We can see that something is problematic if we think about cases like this. Suppose your current level of confidence is just slightly above the threshold, and a graduate student in your lab proposes to do one last experiment in her spare time, using equipment and supplies that would otherwise go to waste. Given the reward structure, it will likely make sense for you to refuse this free offer of additional information. If the experiment favors your hypothesis, you get nothing out of it—you could have published without it, and you’d still have the same longer term rewards available. But if the experiment disfavors your hypothesis, it will likely make your paper unpublishable (since you were at the threshold), but since it’s just one experiment, it is unlikely to put you into the position of yet being able to publish a paper against the hypothesis. At best it loses you the risk of the small negative reputation for having been wrong, and since that’s a small penalty, and an unlikely one (since most likely your hypothesis is true by your data), so that’s not worth it. In other words, the the structure rewards you for ignoring free information.

How can we fix this? We simply cannot realistically fix it if we have a high probability threshold for publication. The only way to fix it while keeping a high probability threshold would be by having a ridiculously high penalty for being wrong. But we should’t do stuff like sentencing scientists to jail for being wrong (which has happened). Increasing the probability threshold for publication would only require the penalty for being wrong to be increased. Decreasing probability thresholds for publication helps a little. But as long as there is a larger reputational benefit from getting things right than the reputational harm from getting things wrong, we are going to have perverse incentives from a probability threshold for publication bigger than 1/2, no matter where that threshold lies. (This follows from Fact 2 in my recent post, together with the observation that Schervish’s characterization of scoring rules shows implies that any reward function corresponds to a unique up to additive constant penalty function.)

What’s the solution? Maybe it’s this: reward people for publishing lots of data, rather than for the data showing anything interestingly, and do so sufficiently that it’s always worth publishing more data?


Andrew Dabrowski said...

Interesting. But it should be noted the situation is more complicated. For example, there are professional penalties for being caught p-hacking.

Alexander R Pruss said...

Yeah, but note that the situation I discuss -- refusing more experiments once you reach the threshold -- is not exactly p-hacking. First, I don't know that actual p-hacking really yields an evidence-based probability of 0.95. What I am worried about happens even if you get a genuine bona fide evidence-based probability of 1-p.

Second, the particular abuse that I mention probably doesn't fall under p-hacking as one might think it's sound experimental design to set up a stopping point in advance, and then stop. But given a strictly proper scoring rule, it's always worth getting more data.

IanS said...

The 95% threshold doesn’t usually relate to a Bayesian posterior probability.

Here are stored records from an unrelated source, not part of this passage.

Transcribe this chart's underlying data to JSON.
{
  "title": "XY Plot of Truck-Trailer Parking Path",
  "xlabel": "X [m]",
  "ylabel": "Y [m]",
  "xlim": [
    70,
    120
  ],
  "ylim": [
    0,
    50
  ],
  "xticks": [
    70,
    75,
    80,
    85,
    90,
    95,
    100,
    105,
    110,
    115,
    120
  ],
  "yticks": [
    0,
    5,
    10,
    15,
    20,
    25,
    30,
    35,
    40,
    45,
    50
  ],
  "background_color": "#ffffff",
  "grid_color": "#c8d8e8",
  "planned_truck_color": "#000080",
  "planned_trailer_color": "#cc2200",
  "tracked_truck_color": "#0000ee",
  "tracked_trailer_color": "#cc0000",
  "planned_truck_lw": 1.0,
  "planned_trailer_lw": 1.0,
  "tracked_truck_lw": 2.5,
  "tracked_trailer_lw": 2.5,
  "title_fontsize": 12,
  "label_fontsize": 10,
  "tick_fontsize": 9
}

In the usual (‘classical’, ‘hypothesis testing’, ‘significance test’) approach, to reject the null hypothesis at the 95% confidence level means this: if the null hypothesis (of zero effect) were true, the chance of a result as extreme as that observed would be less than 0.05. This, as Bayesian statisticians routinely complain, says nothing directly about any posterior probability. I think significance tests are best seen as a sort of noise filter - ’The effect we saw was above the typical noise level, so it’s worth looking at’.

Andrew Dabrowski said...

I didn't realize "p-hacking" is defined so precisely. Anyway it was just an example I gave; researchers are, at least in principle, held to high standards.

Alexander R Pruss said...


Right. So one way of thinking about my post is to note that simply switching to Bayesianism, and tweaking the threshold, will not solve the problems.